Qui Sommes-nous ?
Genèse de l’Association : l’Association des femmes de Tadjourah (AFT), née au lendemain du trouble interne qu’a connu Djibouti entre 1991 à 94, s’impose avec succès dans le paysage de la société civile. Cette situation a ébranlé l’économie nationale déjà fragile par la conjoncture internationale défavorable entraînant une précarité et une marginalisation sans précédente d’où dysfonctionnement de l’économie: retards des salaires, croissance de la pauvreté, intention aux institutions de Brettons. Suite à cette situation dégradante que germa l’idée d’une création d’une association qui valoriserait le savoir des femmes de Tadjourah.
En effet, celles-ci fabriquaient des objets artisanaux destinés aux mariages, cadeaux de souvenir, besoins de ménages etc. mais jamais dans l’optique de gagne pain c'est-à-dire subvenir aux besoins de la famille. Le fonctionnement de l’économie au ralentie contraint nos femmes à valoriser les objets de prestige conservés dans les foyers.
A partir de ce constat négatif, un groupement associatif de quelques femmes artisanes inspiré de la fi’ma voit d’abord le jour en 1997 après tenues de plusieurs réflexions.

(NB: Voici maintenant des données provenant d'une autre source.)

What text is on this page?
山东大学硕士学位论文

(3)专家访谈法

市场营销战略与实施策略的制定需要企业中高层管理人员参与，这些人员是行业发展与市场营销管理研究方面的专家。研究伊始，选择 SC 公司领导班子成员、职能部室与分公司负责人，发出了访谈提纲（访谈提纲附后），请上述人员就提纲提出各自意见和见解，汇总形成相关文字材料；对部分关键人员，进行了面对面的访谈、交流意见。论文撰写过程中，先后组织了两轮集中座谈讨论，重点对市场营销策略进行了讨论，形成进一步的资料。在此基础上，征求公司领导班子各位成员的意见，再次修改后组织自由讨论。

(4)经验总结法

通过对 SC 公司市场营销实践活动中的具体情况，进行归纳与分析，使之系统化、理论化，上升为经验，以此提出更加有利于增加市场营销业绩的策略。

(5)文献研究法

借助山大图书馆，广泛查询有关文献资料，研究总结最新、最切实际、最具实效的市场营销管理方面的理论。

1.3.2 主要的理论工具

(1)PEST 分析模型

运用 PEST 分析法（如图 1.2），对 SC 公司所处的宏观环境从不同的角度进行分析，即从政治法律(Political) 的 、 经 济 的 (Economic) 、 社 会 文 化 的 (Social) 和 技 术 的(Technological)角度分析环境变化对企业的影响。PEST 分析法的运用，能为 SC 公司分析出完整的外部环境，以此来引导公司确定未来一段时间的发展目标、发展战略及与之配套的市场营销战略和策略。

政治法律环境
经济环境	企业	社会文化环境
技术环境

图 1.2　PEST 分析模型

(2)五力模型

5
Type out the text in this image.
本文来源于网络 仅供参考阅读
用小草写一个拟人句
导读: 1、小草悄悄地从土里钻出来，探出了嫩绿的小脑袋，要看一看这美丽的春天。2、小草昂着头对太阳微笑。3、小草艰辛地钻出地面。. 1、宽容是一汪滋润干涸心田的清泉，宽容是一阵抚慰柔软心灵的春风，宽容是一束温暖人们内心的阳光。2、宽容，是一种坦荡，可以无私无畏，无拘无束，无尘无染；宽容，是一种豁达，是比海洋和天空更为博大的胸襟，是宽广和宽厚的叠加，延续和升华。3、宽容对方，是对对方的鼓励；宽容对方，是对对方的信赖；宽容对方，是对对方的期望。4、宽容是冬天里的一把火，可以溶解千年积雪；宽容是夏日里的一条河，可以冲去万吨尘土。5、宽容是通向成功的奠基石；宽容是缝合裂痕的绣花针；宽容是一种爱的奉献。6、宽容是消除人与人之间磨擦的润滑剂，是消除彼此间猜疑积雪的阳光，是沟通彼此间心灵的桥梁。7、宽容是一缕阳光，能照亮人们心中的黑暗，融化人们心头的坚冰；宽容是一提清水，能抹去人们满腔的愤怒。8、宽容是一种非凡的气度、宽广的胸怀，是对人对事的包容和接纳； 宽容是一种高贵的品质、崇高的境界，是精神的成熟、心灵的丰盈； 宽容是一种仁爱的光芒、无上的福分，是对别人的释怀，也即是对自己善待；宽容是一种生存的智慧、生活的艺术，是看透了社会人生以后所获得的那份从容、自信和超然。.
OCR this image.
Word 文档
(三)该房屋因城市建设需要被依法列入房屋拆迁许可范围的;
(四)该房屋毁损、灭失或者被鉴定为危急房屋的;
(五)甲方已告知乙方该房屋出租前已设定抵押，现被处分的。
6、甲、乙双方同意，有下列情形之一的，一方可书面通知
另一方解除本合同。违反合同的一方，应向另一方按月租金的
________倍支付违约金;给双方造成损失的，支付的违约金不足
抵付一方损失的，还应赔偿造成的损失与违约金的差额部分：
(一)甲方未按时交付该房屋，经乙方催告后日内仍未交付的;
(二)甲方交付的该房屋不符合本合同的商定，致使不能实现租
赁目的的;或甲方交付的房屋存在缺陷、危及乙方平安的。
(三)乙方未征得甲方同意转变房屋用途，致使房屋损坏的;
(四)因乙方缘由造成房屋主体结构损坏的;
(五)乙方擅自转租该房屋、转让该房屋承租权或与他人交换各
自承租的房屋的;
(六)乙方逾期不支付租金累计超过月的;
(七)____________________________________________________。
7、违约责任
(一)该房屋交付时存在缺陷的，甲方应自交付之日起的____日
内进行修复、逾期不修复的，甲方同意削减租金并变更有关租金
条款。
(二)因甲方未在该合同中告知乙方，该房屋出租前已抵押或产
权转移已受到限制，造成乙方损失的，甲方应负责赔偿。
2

Ce groupement pionner de l’artisanat se transforme très vite en une véritable Association structurée et légalisée en 1999. Le nombre des membres accroît de jour en jour atteignant aujourd’hui 400 personnes.
Buts de l’association:
Son but consiste à la promotion de l’artisanat jusque là exercé comme activités de loisir, besoin familial ou/et prestige.
L’objectif principal étant la lutte contre la pauvreté, l’AFT lance dès sa légalisation un certain nombre de projets axé sur l’étude de faisabilité et équipements prioritaires. Ainsi, débute en premier lieu une étude d’offre non recensée jusque là, suivie d’un projet d’étude de marchés.
Vient ensuite, l’élaboration d’un projet d’un bâtiment de stockage des produits artisanaux et des réunions financé par les fonds canadien, premier donateur. La construction de ce local tombe à point puisque les artisanes, après avoir fini la conception de leurs produits, les rapportaient au magasin. Sur les objets vendus, l’Association prélevait un droit de 10% sur la valeur d’un article pour pouvoir régler ses dépenses d’entretien du local, charges en électricité, eau et salaires d’un gardien et vendeuse.
Depuis l’édification du local, l’association n’a pas ménagé ses efforts pour entreprendre de multiples activités diversifiées suivantes.
Afin de faire connaître les produits, l’AFT a entamé plusieurs expositions vente notamment au Sheraton Hôtel, Sémiramis, Aéroport etc.
Aussi AFT a participé à de nombreuses foires internationales en France, Dubaï, Japon, Afrique du Sud, Ethiopie et l’Erythrée.
Dans le cadre de renforcement du circuit de commercialisation, l’AFT crée, grâce à l’appui du Bureau de Réhabilitation, un site Web, où seront exposés les produits artisanaux. Les clients font des commandes et effectuent la vente par internet.
Dans le même souci, une boutique, centre d’artisanat fut ouverte à Djibouti ville pour se rapprocher davantage de la clientèle étrangère.
En vue d’accompagner la politique du gouvernement dans la lutte contre la pauvreté, des formations de couture, de la broderie, alphabétisation et autres actions entreprenantes (activités génératrices de revenus) furent réalisés.
Dans le domaine de la santé, des actions de sensibilisation contre les VIH/Sida et MGF furent exécutées.
En perspective, l’association envisage de diversifier davantage ses partenaires s’approchant encore plus de la clientèle. Ainsi elle veut démontrer que l’artisanat est à la fois instrument économique, une réalité culturelle et un processus social.
En conclusion, l’AFT a réalisé des activités nobles pour l’amélioration des conditions de vie des habitants de la région de Tadjourah. Elle compte aujourd’hui réactualiser ses actions en procédant à la mise à jour de son site Internet dans le but d’accrocher la clientèle et y effectuer la vente des produits améliorés, conçus au norme international.
Suite à la politique d’encouragement manifesté par l’Etat dans la lutte contre la pauvreté, nos artisanes doivent mettre en pratique leur savoir faire et d’en faire une œuvre afin de pouvoir exercer un métier à revenu permanent.